Ko Wa Lone and Ko Kyaw Soe Oo were brought in handcuffs to the courtroom at 9:40 a.m. Ko Kyaw Soe Oo’s young daughter cried when she saw her father in handcuffs. He calmly comforted his beloved daughter saying, “Thamee, I will be home very soon.”

The wife (left) and daughter of Ko Kyaw Soe Oo at Monday’s court hearing. (Photo : Htet Wai/ The Irrawaddy)

Soon after their arrival, a new male judge came into courtroom on behalf of associate judge U Ye Lwin and quickly announced that U Ye Lwin had been on sick leave since Aug. 24 and that the hearing is to be rescheduled for next Monday.

“How can we know if the judge is really sick or not? On a positive note, he will have more time to consider the judgment he is going to make, said U Than Zaw Aung, one of the defense lawyers for the journalists.

Regarding the verdict postponement, Human Rights Watch’s Asia Division, issued an urgent statement on Monday.

HRW Asia’s Deputy Director Phil Robertson wrote in that statement, “Sending these two Reuters reporters back to jail for another week just because someone else can’t read an already written verdict shows again how both common sense and justice is failing in Myanmar’s judicial system.
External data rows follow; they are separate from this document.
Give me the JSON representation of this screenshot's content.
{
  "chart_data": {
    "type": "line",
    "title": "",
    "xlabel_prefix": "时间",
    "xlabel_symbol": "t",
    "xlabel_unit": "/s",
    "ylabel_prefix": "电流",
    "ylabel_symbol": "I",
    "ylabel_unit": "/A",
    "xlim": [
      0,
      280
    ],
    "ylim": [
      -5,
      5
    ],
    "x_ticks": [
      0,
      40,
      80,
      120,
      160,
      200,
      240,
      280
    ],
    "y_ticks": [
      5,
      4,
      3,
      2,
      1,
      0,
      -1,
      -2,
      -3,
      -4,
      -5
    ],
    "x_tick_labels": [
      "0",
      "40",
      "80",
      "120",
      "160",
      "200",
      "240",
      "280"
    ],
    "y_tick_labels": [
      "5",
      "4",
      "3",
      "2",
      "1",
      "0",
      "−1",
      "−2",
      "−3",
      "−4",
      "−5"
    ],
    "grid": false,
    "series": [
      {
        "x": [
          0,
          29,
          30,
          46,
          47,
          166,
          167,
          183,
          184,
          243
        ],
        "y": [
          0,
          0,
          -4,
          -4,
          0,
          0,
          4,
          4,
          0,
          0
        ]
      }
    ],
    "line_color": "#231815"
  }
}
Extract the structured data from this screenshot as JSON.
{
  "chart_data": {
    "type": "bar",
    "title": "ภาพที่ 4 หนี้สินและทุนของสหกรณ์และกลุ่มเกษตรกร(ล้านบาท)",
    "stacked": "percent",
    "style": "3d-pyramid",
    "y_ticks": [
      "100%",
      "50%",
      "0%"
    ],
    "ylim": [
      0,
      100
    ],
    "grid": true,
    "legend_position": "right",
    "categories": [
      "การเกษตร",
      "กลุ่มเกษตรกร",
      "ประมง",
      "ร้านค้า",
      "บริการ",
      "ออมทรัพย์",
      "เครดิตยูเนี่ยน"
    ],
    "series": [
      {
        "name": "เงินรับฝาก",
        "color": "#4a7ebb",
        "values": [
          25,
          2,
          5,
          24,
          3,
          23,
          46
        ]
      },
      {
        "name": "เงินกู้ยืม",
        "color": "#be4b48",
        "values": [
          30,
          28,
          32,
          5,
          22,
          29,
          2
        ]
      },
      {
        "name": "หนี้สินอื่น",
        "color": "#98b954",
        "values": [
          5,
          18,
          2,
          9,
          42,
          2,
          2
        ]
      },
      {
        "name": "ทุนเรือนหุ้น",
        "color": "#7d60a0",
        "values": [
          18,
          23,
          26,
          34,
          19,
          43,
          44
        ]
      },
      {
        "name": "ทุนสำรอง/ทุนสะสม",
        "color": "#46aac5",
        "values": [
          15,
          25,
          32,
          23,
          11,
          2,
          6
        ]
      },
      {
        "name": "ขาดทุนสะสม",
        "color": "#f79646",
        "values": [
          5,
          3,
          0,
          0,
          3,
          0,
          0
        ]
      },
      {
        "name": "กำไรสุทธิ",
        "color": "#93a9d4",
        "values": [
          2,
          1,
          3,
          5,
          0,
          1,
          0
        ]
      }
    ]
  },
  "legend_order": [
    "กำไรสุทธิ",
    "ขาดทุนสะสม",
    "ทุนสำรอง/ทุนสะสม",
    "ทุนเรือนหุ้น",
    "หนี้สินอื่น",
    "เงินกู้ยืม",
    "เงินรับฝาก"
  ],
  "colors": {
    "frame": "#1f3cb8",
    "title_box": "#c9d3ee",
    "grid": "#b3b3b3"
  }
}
Before the surprise arrest last December, the reporters were investigating a massacre, which took place in the Rakhine village of Inn Din where villagers, police and army soldiers executed 10 Rohingya men. In April, the army officially announced that seven soldiers had been sentenced to 10 years in prison with hard labor in a remote area of Myanmar for participating in the mass killing.

The killings took place during the military’s crackdown on Rakhine State’s Rohingya communities following militant attacks on security outposts. The United Nations says the military crackdown has sent nearly 700,000 people fleeing to Bangladesh.

The journalists’ defense lawyers say their clients were “trapped” by police in an effort to interfere with their reporting of a massacre of Rohingya Muslims.  Moreover, a police captain Moe Yan Naing, who met with Ko Wa Lone and Ko Kyaw Soe Oo at Htauk Kyant on the night of their arrest, was initially listed as a key witness of the prosecutor but during the court hearing claimed that they had “set up” two reporters on the instructions of his superiors.

The prosecutor announced Police Captain Moe Yan Naing a hostile witness and later the home affairs ministry announced he had violated police discipline and was dismissed from his position, receiving a one-year prison sentence.

Although the government prosecutor claimed documents found in the reporters’ mobile phones were top-secret documents, defense lawyer U Than Zaw Aung pointed out that contents of the documents had been publicly announced in government newspapers previously.

The hearings have been taking place since January. In total, 22 out of an initial 25 witnesses testified; three were removed from the list of witnesses, including Police Sergeant Khin Maung Lin, who was fired by the police and whose whereabouts have been unknown since May.